I usually stop eating a steakhouse steak after a few bites because it starts to bore me with its flat sameness, a generic meatiness that recalls chewy, textured salt water. I also don’t typically like eating at places that perpetuate the endless stream of new steakhouses that always seem to pop up in shiny new developments. But this steak, perhaps more than any other since one I tried in 2014, kept my interest like a compelling novel. Maybe not a Pulitzer Prize-winning book, but at least a pulpy murder mystery page turner.

Even though I’m not particularly keen on classic steakhouses as a genre, I’ll admit a few of them are good for very specific things.

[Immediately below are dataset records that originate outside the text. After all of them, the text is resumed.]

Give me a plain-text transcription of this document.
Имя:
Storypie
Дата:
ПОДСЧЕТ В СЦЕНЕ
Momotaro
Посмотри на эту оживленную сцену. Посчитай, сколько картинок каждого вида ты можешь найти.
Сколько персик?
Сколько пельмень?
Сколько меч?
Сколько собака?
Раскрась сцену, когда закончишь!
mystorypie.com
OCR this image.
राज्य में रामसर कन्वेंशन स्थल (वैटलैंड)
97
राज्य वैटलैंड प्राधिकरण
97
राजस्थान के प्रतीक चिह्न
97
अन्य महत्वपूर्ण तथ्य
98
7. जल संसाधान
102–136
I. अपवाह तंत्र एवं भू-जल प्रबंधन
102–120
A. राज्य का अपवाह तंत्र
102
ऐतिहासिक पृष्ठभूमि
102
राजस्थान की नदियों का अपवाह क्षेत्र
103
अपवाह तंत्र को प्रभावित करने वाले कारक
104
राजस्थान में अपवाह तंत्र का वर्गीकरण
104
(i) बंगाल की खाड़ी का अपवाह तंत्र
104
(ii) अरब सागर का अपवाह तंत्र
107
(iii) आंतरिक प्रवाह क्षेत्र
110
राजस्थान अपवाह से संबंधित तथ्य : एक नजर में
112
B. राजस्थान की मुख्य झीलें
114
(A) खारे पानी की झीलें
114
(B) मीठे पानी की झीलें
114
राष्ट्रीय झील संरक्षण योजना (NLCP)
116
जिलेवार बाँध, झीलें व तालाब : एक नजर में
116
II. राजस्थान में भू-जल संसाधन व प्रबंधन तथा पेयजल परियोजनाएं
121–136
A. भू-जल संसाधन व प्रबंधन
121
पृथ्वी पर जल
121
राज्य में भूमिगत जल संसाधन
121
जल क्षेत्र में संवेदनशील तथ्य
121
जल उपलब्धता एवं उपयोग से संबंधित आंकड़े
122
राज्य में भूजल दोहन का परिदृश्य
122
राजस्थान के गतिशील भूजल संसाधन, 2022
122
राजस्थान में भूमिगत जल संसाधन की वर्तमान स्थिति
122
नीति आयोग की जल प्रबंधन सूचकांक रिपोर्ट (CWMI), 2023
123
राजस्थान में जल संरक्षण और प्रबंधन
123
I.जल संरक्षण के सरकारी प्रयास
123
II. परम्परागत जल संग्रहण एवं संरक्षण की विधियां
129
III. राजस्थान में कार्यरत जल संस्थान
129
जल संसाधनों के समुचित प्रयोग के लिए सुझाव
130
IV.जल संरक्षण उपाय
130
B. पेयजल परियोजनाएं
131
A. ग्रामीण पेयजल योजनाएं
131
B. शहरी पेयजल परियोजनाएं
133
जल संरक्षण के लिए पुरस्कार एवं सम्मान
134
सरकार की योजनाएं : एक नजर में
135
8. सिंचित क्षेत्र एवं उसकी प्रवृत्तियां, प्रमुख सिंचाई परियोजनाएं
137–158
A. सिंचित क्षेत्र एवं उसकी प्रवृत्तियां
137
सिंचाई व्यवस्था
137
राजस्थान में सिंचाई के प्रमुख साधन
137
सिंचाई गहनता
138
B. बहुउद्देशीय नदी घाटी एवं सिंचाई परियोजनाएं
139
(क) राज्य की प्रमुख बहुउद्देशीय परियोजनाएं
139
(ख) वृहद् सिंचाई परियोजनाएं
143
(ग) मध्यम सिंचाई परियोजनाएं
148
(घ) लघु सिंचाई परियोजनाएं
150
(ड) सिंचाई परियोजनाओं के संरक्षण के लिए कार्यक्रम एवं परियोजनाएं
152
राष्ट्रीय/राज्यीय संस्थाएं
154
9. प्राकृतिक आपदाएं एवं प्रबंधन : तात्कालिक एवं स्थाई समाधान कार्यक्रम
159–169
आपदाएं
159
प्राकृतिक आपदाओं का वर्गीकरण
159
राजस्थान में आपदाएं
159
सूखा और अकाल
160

There’s the dry-aged prime rib at Smith & Wollensky, as well as the prime rib hash and mutton chop at Keens. And now there’s the gorgonzola wagyu cut at Carne Mare. I haven’t delved too far into the rest of the menu, but for now, this dish for one, which easily feeds two, easily ranks among the city’s essential steaks. I’m rating it as a BUY.


Buy, Sell, Hold is a column from Eater New York’s chief critic Ryan Sutton where he looks at a dish or item and decides whether you should you buy it, sell it (just don’t try it at all), or hold (give it some time before trying).